Investigative journalist Seymour Hersh is pushing back against critics of his controversial story claiming the White House lied about key details of the Osama bin Laden raid.
When reached at home by Business Insider on Monday afternoon, Hersh addressed some of the criticisms of his reporting, which have centered around his reliance on anonymous sources and an apparent lack of documentary evidence for his claims. In the story, Hersh alleges the US government’s narrative of the death of Osama Bin Laden was in fact an elaborate cover story meant to conceal Pakistan’s relationship with the Al Qaeda leader and to yield maximum political payoff for Obama in the runup to the 2012 election season.
Hersh defended his reporting methods. When asked about his decision to base some of his reporting on two unnamed consultants with US Special Operations Command, Hersh said he was being held to an unfair standard over his use of these kinds of anonymous sources.
“It’s really an attack-the-messenger,” Hersh said. “Every day in the newspaper, how many anonymous-sourced stories do you read? Dozens of them.” In Hersh’s view, “that doesn’t diminish the credibility” of a journalist or a source: “That’s just the way it is.”
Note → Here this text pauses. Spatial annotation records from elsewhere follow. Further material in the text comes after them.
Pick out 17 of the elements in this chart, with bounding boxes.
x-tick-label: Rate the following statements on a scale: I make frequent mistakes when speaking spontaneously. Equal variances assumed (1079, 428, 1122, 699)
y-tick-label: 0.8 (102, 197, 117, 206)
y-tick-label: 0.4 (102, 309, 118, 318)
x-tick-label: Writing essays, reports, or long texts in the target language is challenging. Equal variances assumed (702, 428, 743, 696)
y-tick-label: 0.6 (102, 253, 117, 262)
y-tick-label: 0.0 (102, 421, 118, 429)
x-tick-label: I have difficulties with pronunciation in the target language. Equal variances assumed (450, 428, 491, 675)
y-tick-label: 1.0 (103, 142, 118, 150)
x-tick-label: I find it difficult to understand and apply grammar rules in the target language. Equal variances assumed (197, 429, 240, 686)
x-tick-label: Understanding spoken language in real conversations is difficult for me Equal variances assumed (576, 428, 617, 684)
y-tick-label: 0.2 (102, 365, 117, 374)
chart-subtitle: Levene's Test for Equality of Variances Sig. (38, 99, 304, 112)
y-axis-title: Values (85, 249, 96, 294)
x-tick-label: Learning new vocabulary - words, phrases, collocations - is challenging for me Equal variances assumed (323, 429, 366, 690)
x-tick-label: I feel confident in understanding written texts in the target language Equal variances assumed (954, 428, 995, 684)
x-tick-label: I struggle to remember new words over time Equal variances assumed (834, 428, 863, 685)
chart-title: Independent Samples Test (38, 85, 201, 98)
He also strongly defended his leading named source, Asad Durrani, the head of Pakistan’s Inter-Services Intelligence Agency in the 1990s. In the opening paragraphs of Hersh’s piece, Durrani corroborates Hersh’s account of bin Laden’s death.
The article suggests Durrani would have had knowledge of the article’s assertions relating to Pakistan’s relationship with the Al Qaeda leader. According to Hersh’s reporting, ISI nabbed bin Laden in 2006 and held him captive to use him as leverage against Taliban and Al Qaeda activities in Pakistan and Afghanistan.
“I consider him to be a credible source because he was a former director of the ISI who asked a lot of questions and knew a lot about what was happening on the inside,” Hersh told us.
Hersh cited Durrani’s deep involvement in Pakistan’s nuclear weapons program and said that he is still active in diplomacy with India. “I’ve known him for years. He was involved in some very sensitive stuff.”
“He’s a grownup,” Hersh says. “I’ve known him a long time.”
In Hersh’s view, Durrani is also a man of conscience, someone willing to risk his own safety to expose his government’s activities. “He’s got to stay in Pakistan, he’s got to stay with his buddies,” Hersh says. “But he had the courage to say, this is what it is.”
A former ISI director is both a promising and potentially hazardous source for a story like Hersh’s.
While Durrani was in a position of power, he was also embedded within a deeply opaque intelligence agency with ties to jihadist groups and a difficult-to-place role in Pakistani domestic politics. As Thomas Joscelyn, a senior fellow at the Foundation for Defence of Democracies told Business Insider, “there are multiple parts to the Pakistani intelligence services. It’s a wheels-within-wheels type of situation. Parts of it have cooperated with the US and parts of it haven’t.”
Christine Fair, a professor at Georgetown University and a leading authority on Pakistan’s security and intelligence apparatus, gave a blunt assessment of Durrani’s credibility: “Durrani has been delusional for years now and so far out of the loop that to cite him is as a pivotal source is reckless enthusiasm,” Fair told Business Insider by email.
Asked about the White House’s firm rebuke of his reporting, Hersh said that he expected the pushback. “The White House is a political institution,” Hersh said. “Of course they want to manipulate the press. That’s just normal.”
Hersh says the presidency has been out to distort public narratives of major events for as long as he’s been an investigative reporter.
“The White House doesn’t like adverse stories that are contrary to what they want the public to believe,” Hersh says. “It’s always going to be that way. I don’t think there’s anything remarkably different now [compared to the Vietnam era].”
Hersh may be correct that there is nothing inherently wrong with anonymous sourcing. And the White House certainly promulgates its own version of major global events, with the help of a classification system that gives it an immeasurable advantage in moulding public narratives about national security issues.
The issue is whether criticism of this specific piece is itself tied to any active US government effort to twist the truth of the bin Laden death, or whether criticism of anonymous sourcing and other reporting methods is in fact appropriate in the case of this specific story.
Hersh expressed frustration with journalists who have focused on the story as a “media” story while ignoring its alarming conclusions about the supposed conduct of the Obama administration.
At the outset of the conversation, Hersh asked why Business Insider was even interested in talking to him, and wondered, with teasing irony, if we planned on asking “whether [the story] is true.” It was the kind of question he had heard a wearying number of times over the course of a storied career. The veracity of his own reporting was a topic that only seemed to exasperate him.
“You’re talking about someone who was a freelance reporter in 1969 and wrote about massacring hundreds of people in Vietnam for an anti-war news agency,” Hersh said. “My God, you don’t think I had trouble then?”
He’s irritated at what he sees as a public obsession with where and how his bin Laden report had been published. “It’s not a press story, it’s a story about what the government does,” Hersh said. “If the questions are about the press, I can’t help you.”